The world’s two biggest economies, the United States and the European Union (EU), are negotiating an accord — the Transatlantic Trade and Investment Partnership (TTIP). They argue that it could boost the world economy by more than US$300 billion, and create millions of jobs. But at what price?
Free-trade agreements have historically boosted economic growth by eliminating border tariffs and opening up markets. But TTIP is different. Few significant tariff barriers exist between the United States and the EU, so the proposed accord focuses on reducing the economic impact of ‘non-tariff barriers’ — or, in plain language, reforms of standards and regulations on everything from the environment and public health to agriculture and pharmaceuticals. These could have wide-ranging and profound impacts, for good and bad.
There are clear benefits to be had from greater harmonization between the United States and the EU in some regulatory matters. Streamlining pharmaceutical regulation, for instance — so that an EU-approved product could be sold in the United States and vice versa — would reduce red tape and duplication. It would also boost research cooperation, cutting the costs of developing drugs and, ultimately, lowering prices. But other provisions of the accord could give drug companies more say in pricing and reimbursement policies — and so might result in higher medical costs and reduced access to health care. The humanitarian organization Médecins Sans Frontières (Doctors Without Borders) has also expressed concern that the impact of free-trade agreements on intellectual property increasingly threatens the access of millions of people in poor countries to affordable medicines.
As discussed on page 401, a major concern for scientific policy is that greater harmonization of EU and US policies might result in an overall decrease in regulatory standards on the environment, food safety or data protection, for example. Some say that such fears are overblown. Assessing what might be the true benefits and risks is not easy. Secrecy surrounds the negotiations, and the few details that are available usually come from unauthorized leaks. This is no way to conduct debate on such important matters. Civil society, including scientists and scientific organizations, must continue to badger for more access and information. At the very least, society should be given a similar level of access to that already granted to industry groups.
Beyond individual provisions, the nature of the proposed accord itself raises fundamental questions. Some leading economists — including Jeffrey Sachs at Columbia University in New York, previously a strong proponent of globalization, and Joseph Stiglitz, a 2001 economics Nobel laureate, also at Columbia — have called for TTIP to be rejected. They argue that it is not a trade agreement at all, but an undemocratic way for corporate lobbies to impose a narrow form of globalization — one that is focused more on commercial interests than on creating global systems to address such challenges as environmental and health crises (including biodiversity loss) and reducing economic inequality.
One proposed provision — a mechanism for settling disputes that is designed to protect investors — deserves much wider debate. It would allow companies to bring lawsuits against sovereign states in private arbitration courts to obtain financial compensation for any regulatory actions that could harm their ‘expected’ profits. Similar mechanisms have already allowed the tobacco company Philip Morris to sue Uruguay over the introduction of national anti-smoking measures. And Swedish energy company Vattenfall sued the German government in 2009 for introducing stricter environmental controls on coal-fired power plants; that case was settled out of court in 2010. The proposals mean that France, for example, might open itself up to lawsuits over its ban on fracking or its phasing out of a class of pesticides thought to harm bees and other insects.
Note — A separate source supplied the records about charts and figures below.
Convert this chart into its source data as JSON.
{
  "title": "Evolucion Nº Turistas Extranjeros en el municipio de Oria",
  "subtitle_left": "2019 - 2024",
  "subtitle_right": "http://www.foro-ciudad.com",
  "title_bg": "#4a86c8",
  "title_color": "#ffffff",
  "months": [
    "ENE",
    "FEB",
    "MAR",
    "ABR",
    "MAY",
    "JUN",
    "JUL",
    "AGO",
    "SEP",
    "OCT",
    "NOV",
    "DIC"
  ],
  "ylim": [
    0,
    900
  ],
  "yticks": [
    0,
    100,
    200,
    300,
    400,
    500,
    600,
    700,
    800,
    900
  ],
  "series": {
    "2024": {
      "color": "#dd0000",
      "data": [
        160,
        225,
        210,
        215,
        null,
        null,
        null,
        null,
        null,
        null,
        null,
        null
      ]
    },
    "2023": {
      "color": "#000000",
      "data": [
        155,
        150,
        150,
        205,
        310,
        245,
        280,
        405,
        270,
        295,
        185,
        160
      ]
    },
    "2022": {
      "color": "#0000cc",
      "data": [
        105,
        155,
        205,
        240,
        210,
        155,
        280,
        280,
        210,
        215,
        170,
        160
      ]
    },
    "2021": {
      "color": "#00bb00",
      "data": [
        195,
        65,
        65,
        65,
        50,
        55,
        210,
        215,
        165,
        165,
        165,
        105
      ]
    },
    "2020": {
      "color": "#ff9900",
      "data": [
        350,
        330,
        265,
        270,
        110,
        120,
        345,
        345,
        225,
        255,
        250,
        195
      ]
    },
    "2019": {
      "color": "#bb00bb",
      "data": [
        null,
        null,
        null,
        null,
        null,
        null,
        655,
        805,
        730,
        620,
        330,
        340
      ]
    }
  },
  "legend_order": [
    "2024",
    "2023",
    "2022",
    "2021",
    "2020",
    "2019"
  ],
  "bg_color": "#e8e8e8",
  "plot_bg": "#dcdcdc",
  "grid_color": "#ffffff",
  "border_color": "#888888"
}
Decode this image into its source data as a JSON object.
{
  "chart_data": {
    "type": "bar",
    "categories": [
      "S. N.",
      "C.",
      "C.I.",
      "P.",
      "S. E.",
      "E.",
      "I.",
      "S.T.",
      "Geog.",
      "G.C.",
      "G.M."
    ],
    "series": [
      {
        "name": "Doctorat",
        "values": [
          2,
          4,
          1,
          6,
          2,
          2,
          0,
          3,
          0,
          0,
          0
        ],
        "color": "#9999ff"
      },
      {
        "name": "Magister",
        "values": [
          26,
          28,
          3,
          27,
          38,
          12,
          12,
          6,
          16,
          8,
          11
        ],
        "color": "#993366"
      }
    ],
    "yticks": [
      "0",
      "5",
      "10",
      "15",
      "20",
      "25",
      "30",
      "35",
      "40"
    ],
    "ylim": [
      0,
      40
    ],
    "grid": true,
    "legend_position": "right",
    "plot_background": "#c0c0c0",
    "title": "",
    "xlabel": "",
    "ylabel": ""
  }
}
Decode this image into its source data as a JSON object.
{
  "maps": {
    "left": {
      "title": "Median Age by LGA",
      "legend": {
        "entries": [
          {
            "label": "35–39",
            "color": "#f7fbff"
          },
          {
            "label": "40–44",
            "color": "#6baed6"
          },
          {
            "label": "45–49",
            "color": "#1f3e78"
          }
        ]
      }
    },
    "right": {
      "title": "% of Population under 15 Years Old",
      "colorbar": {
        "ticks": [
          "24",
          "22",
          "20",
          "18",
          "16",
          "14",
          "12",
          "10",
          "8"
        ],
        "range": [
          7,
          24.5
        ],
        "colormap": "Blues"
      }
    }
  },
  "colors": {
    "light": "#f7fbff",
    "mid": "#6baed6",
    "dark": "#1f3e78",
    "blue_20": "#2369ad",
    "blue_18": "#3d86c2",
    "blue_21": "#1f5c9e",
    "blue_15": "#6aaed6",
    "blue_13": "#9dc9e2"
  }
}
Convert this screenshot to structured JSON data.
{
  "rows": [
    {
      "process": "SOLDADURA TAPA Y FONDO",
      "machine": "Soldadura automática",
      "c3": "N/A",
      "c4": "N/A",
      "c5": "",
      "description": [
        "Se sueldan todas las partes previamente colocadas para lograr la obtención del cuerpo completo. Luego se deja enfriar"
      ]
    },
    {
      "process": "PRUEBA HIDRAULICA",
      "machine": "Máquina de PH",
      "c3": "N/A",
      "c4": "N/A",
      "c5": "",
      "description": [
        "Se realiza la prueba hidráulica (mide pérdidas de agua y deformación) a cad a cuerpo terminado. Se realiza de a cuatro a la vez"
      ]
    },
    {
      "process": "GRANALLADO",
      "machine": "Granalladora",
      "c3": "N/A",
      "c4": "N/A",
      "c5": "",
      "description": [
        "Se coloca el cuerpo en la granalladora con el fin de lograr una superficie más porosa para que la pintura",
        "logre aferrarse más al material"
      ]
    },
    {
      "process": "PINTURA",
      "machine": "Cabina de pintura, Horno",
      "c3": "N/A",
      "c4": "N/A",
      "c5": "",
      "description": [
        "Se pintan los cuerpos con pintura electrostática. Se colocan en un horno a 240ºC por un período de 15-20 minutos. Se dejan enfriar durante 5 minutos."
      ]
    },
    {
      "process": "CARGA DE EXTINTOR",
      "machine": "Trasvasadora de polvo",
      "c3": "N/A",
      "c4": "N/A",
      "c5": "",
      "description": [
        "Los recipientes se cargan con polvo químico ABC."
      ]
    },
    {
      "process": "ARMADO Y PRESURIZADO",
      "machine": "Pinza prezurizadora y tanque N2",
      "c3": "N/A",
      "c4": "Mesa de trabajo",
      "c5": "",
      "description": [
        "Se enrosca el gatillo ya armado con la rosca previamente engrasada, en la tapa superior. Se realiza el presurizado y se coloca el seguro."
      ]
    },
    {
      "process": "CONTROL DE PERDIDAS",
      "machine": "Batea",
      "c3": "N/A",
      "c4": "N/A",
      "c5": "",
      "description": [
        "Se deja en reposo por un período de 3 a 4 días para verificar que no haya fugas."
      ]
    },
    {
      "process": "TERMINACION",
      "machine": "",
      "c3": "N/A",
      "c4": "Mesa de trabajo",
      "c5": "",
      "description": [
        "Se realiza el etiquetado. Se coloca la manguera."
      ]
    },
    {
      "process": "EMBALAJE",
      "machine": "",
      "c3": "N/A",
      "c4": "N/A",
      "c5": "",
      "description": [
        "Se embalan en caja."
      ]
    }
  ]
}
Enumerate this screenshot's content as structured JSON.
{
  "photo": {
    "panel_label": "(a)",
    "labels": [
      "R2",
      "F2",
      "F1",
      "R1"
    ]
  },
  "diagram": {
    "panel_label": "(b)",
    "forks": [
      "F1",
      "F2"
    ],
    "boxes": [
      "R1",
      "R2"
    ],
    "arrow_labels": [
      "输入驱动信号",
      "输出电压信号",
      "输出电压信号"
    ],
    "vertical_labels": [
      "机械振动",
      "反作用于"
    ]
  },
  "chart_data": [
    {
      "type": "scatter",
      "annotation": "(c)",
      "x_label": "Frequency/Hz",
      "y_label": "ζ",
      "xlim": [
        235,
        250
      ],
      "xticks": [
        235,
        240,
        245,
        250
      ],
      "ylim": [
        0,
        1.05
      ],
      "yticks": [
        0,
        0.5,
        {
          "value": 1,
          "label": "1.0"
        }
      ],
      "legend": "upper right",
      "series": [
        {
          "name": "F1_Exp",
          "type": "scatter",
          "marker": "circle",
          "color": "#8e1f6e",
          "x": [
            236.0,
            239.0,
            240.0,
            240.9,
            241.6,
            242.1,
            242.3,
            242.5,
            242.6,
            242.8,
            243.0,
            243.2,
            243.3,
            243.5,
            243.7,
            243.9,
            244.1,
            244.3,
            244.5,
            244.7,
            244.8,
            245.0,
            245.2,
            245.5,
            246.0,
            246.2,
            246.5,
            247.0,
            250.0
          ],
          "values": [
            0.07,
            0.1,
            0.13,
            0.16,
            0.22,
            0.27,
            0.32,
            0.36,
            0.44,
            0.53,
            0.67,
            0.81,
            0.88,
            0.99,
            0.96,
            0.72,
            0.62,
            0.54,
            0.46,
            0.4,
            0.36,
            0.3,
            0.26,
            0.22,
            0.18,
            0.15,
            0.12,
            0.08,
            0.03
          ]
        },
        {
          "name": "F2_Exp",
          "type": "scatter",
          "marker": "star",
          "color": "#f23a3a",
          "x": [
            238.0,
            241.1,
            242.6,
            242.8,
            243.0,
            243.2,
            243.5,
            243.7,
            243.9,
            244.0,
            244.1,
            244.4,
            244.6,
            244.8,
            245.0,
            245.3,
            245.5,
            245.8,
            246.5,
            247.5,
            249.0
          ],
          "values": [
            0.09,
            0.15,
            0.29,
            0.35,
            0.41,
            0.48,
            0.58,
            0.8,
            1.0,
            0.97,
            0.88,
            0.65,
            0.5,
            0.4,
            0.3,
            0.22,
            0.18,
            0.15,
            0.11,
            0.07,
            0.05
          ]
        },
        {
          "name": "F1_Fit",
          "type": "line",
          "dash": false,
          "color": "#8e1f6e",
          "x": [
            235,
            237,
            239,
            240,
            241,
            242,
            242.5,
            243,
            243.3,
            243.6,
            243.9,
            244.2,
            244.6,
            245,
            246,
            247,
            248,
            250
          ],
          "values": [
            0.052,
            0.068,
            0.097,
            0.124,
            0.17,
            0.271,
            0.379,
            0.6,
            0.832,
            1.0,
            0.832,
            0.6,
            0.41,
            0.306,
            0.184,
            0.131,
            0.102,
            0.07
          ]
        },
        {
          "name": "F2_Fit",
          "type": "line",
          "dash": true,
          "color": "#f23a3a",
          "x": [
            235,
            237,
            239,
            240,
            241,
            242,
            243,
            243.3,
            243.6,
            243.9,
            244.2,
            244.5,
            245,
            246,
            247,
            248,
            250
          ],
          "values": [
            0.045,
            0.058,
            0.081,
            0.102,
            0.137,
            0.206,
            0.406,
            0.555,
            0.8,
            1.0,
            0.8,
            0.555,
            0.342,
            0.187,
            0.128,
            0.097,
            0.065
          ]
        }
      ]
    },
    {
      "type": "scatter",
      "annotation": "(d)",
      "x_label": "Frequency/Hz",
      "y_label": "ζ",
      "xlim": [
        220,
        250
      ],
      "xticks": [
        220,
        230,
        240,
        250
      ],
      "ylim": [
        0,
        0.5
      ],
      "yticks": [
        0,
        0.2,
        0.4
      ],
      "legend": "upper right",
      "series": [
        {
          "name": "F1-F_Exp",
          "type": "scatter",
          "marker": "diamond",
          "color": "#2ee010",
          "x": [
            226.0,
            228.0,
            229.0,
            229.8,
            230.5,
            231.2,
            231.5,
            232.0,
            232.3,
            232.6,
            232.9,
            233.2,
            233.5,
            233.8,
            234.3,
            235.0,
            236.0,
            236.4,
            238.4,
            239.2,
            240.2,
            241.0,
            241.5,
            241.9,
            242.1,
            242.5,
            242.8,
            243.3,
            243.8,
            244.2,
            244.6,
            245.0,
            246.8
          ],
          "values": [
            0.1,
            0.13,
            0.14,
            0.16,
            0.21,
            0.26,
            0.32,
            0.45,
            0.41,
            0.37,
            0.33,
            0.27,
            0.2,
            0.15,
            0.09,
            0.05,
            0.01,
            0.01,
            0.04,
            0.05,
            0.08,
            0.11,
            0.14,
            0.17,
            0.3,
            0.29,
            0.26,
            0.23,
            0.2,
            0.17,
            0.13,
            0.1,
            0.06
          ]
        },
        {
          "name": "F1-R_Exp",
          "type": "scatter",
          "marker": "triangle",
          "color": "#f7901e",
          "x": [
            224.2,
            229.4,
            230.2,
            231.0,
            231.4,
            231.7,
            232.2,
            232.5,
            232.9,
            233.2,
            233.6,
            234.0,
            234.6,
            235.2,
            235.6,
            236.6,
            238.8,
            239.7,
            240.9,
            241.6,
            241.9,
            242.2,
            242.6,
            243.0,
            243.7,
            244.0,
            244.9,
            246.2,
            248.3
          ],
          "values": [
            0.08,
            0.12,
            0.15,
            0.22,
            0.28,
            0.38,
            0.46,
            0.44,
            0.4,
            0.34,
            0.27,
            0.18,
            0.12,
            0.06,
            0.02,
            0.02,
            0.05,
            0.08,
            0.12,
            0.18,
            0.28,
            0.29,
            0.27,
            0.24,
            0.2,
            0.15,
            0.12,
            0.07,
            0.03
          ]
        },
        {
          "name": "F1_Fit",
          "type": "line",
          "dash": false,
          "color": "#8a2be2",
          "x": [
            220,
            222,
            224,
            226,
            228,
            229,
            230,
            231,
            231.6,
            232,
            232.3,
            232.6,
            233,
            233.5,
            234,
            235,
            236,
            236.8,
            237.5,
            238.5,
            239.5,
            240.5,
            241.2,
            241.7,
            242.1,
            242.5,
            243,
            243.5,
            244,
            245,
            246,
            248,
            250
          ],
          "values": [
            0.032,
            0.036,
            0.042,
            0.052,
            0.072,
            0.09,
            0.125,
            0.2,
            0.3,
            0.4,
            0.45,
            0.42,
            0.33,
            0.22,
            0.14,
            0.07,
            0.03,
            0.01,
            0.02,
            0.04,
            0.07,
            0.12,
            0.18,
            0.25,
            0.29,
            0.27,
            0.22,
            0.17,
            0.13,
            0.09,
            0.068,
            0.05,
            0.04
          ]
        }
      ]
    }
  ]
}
“Science policy-setting is not, and must not be, chiefly about trade.”
The existence of such a legal mechanism at the highest levels of US and EU politics could have a dangerous and chilling effect, making countries think twice before introducing stricter regulations to protect public health or the environment, for example. It offers a ready-made route for corporate interests to usurp the right of sovereign states to act in the best interests of their citizens. In February, the European University Association expressed concern that TTIP could harm the ability of authorities to determine the shape of their higher-education systems.
The use of sound science to set regulations that affect trade is to be encouraged. But the science is not always unequivocal, and it must by no means be the only consideration. The practices of individual nations are forged from their own history and culture, resulting in different approaches to how they structure health care, agriculture, food or environmental systems — and in how these are shaped by government and the market, and to what extent. National attitudes to science and technology are formed in a similar way; for example, in the level of risk people are willing to accept, or the ethical limits that such attitudes place on research or medical practices.
That is why regulations differ worldwide. The dominant globalization ideology too often sees cultural differences, and citizens’ rights to determine the sort of society they desire, as trade barriers that must be overcome. This is misguided. Science policy-setting is not, and must not be, chiefly about trade.
Done right, the harmonization of regulations and standards between the United States and the EU could bring enormous benefits. But the potential risks it carries for increased deregulation, and for the role and diversity of science-related policies in democratic societies, deserves much greater scrutiny — and much more transparent debate. Scientists, social scientists and their representatives, such as national academies, could perform a public service by contributing to and helping to clarify the many detailed scientific, technical, regulatory and social aspects of this complex and wide-ranging accord.